Jean BaudrillardTrue to the title of this new biography, it is brief. Part of the reason is that the man reveals little about his life. In a 2005 lecture at the Tilton Gallery, he said he was just “a phantom of myself.” What makes this book so fun to read is that you can see him using his signature wry humor to practice what he preaches, turning abstract ideas into concrete actions, much like a performance artist. It is no exaggeration to say that this book brought his ideas to life. In his writing, he rarely used endnotes and sometimes fabricated quotations, attributing them to Nietzsche or Marx. Chris Kraus once called him “a conceptual artist, a performance philosopher,” and his biographer agreed: “Few thinkers’ lives and works form such a seamless whole.”
Jean Baudrillard: saint clement ii1987.
Courtesy Chateau Chateau Los Angeles
However, Baudrillard was often skeptical of conceptual art, despite his more moderate attitude towards photography. He was very fond of Sophie Calle and wrote about her in the book deadly strategy (1983), because her works are both seductive and empty, always seducing the viewer toward a dissolving meaning. Kahler had been his student, but left school at the age of seventeen.

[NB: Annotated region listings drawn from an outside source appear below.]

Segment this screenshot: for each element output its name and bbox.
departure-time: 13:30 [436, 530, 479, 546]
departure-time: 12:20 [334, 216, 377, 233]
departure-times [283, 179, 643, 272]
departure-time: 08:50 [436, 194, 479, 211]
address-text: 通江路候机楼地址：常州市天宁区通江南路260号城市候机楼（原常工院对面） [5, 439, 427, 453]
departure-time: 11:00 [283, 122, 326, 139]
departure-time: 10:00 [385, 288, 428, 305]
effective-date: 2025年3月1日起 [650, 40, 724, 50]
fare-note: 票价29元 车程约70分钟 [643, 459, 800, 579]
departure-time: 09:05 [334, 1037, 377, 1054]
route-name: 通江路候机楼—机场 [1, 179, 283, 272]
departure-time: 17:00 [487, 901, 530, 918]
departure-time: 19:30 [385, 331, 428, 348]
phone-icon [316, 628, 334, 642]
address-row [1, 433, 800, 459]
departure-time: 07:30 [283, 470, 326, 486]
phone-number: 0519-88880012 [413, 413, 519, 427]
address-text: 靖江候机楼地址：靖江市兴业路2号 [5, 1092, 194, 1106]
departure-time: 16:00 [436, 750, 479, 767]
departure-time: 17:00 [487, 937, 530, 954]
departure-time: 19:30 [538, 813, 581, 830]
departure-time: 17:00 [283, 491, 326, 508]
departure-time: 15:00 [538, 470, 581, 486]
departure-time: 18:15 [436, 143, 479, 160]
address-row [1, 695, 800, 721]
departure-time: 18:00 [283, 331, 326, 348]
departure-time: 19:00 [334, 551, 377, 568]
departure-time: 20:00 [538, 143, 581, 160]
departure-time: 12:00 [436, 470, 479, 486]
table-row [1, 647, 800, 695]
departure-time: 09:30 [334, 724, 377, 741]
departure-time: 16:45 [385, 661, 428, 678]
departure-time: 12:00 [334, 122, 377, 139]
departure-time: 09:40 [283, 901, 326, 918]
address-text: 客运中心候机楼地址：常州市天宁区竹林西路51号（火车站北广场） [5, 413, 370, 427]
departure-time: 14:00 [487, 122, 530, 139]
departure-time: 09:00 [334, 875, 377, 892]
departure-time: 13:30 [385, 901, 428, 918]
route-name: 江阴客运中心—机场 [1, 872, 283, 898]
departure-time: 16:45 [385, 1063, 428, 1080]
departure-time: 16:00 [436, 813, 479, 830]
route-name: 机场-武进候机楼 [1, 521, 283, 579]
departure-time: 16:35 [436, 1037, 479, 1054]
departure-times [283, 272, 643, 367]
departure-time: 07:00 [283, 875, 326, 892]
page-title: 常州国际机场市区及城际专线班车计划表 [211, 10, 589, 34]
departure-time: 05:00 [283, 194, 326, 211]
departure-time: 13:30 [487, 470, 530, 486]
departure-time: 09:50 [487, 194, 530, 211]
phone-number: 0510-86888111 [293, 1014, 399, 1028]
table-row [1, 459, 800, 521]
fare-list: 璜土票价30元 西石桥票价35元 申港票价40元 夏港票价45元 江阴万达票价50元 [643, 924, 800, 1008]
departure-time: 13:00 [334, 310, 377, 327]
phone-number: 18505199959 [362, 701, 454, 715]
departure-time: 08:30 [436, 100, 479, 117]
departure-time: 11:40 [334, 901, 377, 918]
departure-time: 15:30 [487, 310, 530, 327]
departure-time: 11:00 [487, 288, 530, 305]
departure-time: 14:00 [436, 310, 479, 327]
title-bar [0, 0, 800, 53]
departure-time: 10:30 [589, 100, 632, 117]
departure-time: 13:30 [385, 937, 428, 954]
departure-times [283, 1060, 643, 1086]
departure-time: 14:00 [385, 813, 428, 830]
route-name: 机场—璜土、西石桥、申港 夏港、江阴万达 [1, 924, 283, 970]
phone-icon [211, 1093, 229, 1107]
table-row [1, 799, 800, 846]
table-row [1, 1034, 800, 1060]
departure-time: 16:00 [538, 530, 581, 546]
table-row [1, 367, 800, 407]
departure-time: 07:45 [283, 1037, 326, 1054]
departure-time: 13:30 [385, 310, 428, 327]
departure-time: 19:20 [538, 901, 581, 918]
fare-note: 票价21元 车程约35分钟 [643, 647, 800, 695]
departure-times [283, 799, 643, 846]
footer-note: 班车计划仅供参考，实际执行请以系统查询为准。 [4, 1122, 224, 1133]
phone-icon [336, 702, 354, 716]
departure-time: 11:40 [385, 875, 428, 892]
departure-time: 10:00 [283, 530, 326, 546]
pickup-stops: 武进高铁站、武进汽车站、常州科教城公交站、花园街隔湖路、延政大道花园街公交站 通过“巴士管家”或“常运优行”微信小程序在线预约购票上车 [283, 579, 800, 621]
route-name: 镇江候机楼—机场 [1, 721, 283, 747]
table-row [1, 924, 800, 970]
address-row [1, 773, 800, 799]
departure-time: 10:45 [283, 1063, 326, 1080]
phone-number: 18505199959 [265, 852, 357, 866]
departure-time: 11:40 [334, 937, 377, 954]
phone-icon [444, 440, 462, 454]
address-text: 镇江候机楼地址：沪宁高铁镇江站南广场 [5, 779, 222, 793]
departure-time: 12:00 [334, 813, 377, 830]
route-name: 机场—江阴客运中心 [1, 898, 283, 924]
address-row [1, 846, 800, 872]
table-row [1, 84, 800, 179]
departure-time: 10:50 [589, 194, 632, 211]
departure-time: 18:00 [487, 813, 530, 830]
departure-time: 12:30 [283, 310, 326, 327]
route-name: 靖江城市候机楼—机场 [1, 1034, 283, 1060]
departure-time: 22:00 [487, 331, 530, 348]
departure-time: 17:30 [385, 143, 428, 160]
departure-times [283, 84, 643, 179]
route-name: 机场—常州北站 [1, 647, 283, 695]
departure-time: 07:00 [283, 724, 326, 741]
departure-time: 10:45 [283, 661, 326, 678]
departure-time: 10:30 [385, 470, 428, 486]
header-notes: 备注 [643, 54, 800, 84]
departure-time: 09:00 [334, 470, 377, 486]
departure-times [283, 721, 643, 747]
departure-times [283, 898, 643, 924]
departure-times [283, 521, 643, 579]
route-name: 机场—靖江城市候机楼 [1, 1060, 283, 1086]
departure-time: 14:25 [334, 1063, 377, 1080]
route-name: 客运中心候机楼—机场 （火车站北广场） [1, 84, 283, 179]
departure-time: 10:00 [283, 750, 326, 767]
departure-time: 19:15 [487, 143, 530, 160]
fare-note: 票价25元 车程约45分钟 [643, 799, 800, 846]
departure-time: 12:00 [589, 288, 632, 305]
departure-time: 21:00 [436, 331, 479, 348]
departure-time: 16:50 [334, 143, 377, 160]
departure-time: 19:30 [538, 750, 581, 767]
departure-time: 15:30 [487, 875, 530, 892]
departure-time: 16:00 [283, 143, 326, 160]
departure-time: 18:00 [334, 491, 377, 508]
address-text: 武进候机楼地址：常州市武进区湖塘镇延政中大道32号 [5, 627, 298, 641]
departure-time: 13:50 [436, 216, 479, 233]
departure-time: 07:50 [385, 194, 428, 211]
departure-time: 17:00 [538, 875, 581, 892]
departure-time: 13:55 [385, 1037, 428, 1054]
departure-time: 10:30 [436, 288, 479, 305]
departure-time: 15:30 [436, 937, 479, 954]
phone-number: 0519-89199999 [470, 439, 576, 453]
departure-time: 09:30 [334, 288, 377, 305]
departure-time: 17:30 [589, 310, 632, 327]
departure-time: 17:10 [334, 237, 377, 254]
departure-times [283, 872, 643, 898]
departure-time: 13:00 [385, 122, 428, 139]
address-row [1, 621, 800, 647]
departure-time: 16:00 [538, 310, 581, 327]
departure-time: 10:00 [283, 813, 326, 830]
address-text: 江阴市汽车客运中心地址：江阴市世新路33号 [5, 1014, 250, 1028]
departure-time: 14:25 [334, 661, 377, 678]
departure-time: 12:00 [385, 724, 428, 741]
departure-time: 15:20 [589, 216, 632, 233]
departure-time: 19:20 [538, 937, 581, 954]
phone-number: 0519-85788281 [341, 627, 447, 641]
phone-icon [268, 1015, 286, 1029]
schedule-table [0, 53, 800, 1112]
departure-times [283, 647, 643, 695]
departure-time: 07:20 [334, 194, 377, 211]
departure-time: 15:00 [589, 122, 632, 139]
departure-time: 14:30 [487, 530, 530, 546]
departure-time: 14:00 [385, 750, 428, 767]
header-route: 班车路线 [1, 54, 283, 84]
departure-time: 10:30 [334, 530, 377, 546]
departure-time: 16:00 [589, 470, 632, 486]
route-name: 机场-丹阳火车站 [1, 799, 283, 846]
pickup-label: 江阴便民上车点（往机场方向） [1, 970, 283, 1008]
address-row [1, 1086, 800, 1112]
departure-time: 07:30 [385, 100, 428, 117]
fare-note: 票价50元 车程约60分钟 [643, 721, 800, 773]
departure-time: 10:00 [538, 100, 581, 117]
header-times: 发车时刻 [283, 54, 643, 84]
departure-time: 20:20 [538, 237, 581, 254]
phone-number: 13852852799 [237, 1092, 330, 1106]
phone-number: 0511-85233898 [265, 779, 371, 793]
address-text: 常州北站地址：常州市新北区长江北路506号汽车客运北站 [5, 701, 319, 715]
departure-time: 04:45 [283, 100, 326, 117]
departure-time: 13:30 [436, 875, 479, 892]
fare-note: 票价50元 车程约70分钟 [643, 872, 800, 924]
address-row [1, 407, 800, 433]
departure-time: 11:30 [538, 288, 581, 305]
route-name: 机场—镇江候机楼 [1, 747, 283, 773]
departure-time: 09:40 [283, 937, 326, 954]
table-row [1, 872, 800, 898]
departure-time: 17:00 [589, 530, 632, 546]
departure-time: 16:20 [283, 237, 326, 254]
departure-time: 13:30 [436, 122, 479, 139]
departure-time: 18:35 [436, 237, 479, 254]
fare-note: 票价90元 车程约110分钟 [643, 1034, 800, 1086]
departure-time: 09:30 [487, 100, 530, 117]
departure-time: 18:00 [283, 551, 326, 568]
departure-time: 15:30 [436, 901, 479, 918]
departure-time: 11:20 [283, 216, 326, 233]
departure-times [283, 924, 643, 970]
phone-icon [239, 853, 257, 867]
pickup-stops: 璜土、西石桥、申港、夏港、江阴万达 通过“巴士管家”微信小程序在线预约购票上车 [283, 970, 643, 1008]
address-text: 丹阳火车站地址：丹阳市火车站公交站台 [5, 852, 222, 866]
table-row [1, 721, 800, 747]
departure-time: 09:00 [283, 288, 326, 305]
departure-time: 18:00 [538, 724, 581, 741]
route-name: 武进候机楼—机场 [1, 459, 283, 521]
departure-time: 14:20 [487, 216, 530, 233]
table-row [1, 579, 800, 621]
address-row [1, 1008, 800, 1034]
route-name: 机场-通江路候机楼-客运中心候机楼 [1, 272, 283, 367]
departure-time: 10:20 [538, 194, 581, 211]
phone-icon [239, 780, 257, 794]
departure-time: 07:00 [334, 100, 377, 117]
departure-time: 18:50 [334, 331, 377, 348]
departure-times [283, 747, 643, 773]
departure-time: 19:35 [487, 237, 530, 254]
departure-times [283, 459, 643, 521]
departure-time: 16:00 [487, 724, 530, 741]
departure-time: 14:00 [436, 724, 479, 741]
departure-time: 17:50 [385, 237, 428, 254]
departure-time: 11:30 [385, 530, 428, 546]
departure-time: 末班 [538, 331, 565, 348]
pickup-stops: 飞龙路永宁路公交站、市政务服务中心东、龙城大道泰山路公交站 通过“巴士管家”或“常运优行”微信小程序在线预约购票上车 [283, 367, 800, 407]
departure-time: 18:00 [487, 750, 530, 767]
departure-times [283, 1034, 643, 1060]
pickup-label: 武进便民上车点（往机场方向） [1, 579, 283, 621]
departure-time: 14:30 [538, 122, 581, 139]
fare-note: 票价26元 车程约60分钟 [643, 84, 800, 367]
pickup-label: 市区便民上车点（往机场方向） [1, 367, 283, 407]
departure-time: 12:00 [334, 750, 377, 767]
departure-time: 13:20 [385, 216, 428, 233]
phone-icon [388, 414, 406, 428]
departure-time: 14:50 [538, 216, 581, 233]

Baudrillard was rumored to have forged her diploma to “appease her father.”
Baudrillard’s own photographs, now on display at the Château Shatto gallery in Los Angeles, are often clever, surprisingly earnest images of America: an empty desert, a TV on in an empty room. He had an abiding fascination with America, dedicating an entire book to it, USA (1986), who wrote that Americans “have no identity…but they do have beautiful teeth.”
For Baudrillard, photography has the power to make the world both less banal and more fascinating. What he likes about photographs is their “silence.” He believed that, using canted angles, strange crops or reflections, fine art photography could retain a sense of mystery—maintain allure—while simple documentary images had the potential to become “obscene,” leaving nothing to the imagination. In other words, photos can make the world smaller and stranger. In his writing, he often sounds fatalistic, but his art is imbued with a glimmer of hope: He wanted his paintings, like those he showed at the 1993 Venice Biennale, to resist simulacra by defamiliarizing reality, creating new patterns rather than replicating old ones.
His last article, “War Porn” (2006), considered the Abu Ghraib photos: horrific, sadistic, and patently obscene. He had spent his life defending seduction over obscenity, but here he could not deny the power of the latter. He acknowledged that the images undermined rather than strengthened the system by revealing what was really going on. He realizes that even in a world where everything seems available and visible, we can still sometimes be shocked.
Baudrillard died the following year, 2007. Yet, as a recent conference slogan quipped, while “Baudrillard may no longer analyze our world,” “he already does.” This new biography not only allows us to speculate on what he thought about our time, but also to ask: What would Baudrillard have done? Do?